The United States will maintain its policy of putting maximum pressure on North Korea to compel it to rid itself of nuclear weapons and ballistic missiles, even though President Donald Trump said last week he will refrain from using the term "maximum pressure," the White House said Monday.

Press secretary Sarah Huckabee Sanders also said that a June 12 summit between Trump and North Korean leader Kim Jong Un in Singapore will start at 9 a.m. local time, in what will be the first-ever U.S.-North Korea summit.

"As the president stated, we have sanctions on. They're very powerful, and we would not take those sanctions off unless North Korea denuclearized," Sanders said, in an apparent effort to allay concerns among Japan and other U.S. allies that Trump's remark may serve to weaken U.S. and U.N. sanctions on the North.

"Our policy hasn't changed," she told the press at a briefing. "Our focus will continue to be on denuclearization."

After a meeting Friday with Kim Yong Chol, a close aide to leader Kim, at the White House, Trump said he does not want to use the term "maximum pressure" anymore because Washington and Pyongyang are "getting along."
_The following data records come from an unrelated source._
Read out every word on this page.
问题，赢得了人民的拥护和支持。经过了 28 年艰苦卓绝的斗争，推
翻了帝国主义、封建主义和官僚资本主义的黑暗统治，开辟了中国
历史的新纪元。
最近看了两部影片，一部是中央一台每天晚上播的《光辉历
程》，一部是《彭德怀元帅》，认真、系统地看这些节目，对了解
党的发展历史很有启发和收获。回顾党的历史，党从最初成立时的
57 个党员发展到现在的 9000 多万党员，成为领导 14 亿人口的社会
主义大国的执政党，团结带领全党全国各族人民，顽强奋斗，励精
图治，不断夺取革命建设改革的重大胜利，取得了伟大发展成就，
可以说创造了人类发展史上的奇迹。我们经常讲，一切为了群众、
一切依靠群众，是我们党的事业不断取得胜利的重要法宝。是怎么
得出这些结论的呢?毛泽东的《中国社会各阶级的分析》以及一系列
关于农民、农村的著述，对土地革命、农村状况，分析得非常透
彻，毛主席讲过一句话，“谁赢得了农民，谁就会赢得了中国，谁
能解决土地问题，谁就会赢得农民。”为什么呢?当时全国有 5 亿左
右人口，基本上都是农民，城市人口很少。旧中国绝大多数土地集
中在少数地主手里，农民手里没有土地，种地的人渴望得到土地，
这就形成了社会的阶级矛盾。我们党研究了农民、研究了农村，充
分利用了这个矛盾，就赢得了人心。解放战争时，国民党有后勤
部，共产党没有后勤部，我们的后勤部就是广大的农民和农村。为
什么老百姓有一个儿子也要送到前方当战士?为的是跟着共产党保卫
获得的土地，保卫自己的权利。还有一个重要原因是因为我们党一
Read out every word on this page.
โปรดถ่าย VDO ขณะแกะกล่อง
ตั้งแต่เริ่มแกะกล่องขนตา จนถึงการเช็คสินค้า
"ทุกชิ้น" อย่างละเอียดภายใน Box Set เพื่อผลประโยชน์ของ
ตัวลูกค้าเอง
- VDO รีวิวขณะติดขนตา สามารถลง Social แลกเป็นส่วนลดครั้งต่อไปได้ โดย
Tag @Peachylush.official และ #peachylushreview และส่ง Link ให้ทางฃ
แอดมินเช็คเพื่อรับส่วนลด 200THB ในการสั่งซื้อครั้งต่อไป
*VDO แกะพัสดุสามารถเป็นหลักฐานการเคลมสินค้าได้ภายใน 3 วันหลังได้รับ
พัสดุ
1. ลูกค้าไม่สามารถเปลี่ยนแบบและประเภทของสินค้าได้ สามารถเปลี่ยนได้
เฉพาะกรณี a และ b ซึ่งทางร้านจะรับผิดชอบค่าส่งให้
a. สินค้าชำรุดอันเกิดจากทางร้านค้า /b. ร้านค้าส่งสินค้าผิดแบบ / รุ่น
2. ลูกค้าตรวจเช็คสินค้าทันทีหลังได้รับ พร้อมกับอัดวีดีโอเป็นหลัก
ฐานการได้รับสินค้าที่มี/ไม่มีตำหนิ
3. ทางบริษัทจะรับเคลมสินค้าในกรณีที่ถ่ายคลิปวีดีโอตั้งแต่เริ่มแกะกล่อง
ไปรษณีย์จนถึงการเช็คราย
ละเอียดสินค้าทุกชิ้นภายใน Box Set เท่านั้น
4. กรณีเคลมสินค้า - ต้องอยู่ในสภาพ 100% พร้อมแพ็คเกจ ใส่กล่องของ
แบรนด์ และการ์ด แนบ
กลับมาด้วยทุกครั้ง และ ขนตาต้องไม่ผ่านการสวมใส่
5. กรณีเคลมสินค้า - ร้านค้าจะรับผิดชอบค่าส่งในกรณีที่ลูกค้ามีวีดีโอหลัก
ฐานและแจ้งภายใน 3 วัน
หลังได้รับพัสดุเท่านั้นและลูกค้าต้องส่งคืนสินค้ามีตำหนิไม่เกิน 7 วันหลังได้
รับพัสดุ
Asked about a personal letter delivered by Kim Yong Chol, a vice chairman of the Central Committee of the North's Workers' Party of Korea, to Trump from Kim Jong Un, Sanders declined to comment beyond quoting the president as saying it is "interesting."

"We feel like things are continuing to move forward, and good progress has been made, and we're continuing to prepare for the president's summit," she said.

It will be the first encounter between a sitting U.S. president and a North Korean leader. The two countries do not have diplomatic relations.

U.S. and North Korean officials have made "significant progress" during preparatory talks, Sanders said, without elaborating.